Why Trump’s Travel Ban Makes Sense

By Payton Isner, Contributor

Donald Trump unveiled the updated version of his travel ban in early March, a month after his first was struck down by a Federal District Judge. Trump’s new travel ban includes exceptions for current visa holders and those with residency papers, and removes Iraq from its list of affected nations. The list now includes Libya, Yemen, Syria, Sudan, Somalia and Iran and halts immigration and travel for 90 days and refugees for 120.

The main argument against the first travel ban was its inclusion of individuals with proper visas and residency papers; those having previously undergone U.S. background checks and even worked or attended school in the States. Now, the argument has shifted to religious motives, targeting what some refer to as “a Muslim ban” on nations that have Muslim-majority populations.

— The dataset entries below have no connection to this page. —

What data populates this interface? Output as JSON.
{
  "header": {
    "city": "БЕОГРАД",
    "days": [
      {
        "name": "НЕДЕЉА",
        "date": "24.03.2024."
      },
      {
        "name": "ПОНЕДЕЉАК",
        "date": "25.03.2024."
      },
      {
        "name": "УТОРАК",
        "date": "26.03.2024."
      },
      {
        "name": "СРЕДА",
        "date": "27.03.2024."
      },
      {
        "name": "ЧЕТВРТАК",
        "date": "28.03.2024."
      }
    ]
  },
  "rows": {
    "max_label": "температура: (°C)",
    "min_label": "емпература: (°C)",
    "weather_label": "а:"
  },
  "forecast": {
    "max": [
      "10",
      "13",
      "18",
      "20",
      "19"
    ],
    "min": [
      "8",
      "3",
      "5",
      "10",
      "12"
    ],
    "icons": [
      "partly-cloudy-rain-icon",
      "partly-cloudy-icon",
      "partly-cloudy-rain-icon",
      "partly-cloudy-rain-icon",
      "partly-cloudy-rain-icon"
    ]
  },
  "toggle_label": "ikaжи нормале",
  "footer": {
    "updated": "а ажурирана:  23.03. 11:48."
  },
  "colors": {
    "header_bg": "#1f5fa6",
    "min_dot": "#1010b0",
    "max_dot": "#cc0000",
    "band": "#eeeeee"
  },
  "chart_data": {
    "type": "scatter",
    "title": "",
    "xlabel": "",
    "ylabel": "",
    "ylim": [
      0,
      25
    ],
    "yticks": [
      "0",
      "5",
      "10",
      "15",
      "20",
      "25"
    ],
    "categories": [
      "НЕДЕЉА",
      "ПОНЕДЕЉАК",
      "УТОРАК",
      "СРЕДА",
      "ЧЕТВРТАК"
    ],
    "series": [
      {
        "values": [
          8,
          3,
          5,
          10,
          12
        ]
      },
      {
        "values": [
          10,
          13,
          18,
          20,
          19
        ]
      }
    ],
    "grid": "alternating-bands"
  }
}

However, when you examine the current political and cultural atmosphere in the countries listed in the newest ban, it’s hard to argue with why they ended up on that list. Every nation listed, except for Somalia, is a state sponsor of terrorism as deemed by the State Department, meaning the governments sponsor or fund terrorist organizations in one form or another. This list was compiled by the Obama Administration and is widely considered bipartisan in its creation. Somalia, the only exception to this rule, is a haven for terrorism still and lacks a centralized government. Some experts wonder why they’re not on the State Sponsor of Terrorism list.

In addition, the State Department has issued travel warnings and alerts for every nation on the list in the past year, all of which occurred when President Obama was in office, apart from Iraq, whose travel warning was updated on Jan. 31. So, if the United States doesn’t want its citizens travelling to the nations listed, why would anyone permit their citizens to travel here?

Here’s the fact of the matter: this is not a Muslim ban. Yes, these nations are “Muslim majority” but there are still significant populations of Christians, Jews and other religious minorities that are prevented from entering the United States. If we set the precedent that the president can’t halt immigration from any nation because it may alienate a specific religion, we prevent the United States from ever halting immigration from anywhere. Every nation has a religious majority and religious minorities. Therefore the U.S. could not have regulated its borders during wartime like we saw during the Second World War and the months following 9/11.

All in all, the president has the right to limit, or even halt, immigration as he sees fit. Under the Alien and Sedition Acts of 1798, the president has the autonomy to suspend immigration and visas from states the United States deems an “enemy” or is at war with. With the State Department identifying these nations as state sponsors of terrorism and issuing travel warnings on each of them, there is a strong argument that the President can, and even should, use the power granted to him. Finally, this isn’t a permanent ban. It’s a temporary one to allow the president’s new administration to assess current vetting processes, a reasonable request given his promise to shake up Washington and “put America first.” The President of the United States has an obligation to serve American citizens and the Constitution and that’s precisely what he’s doing.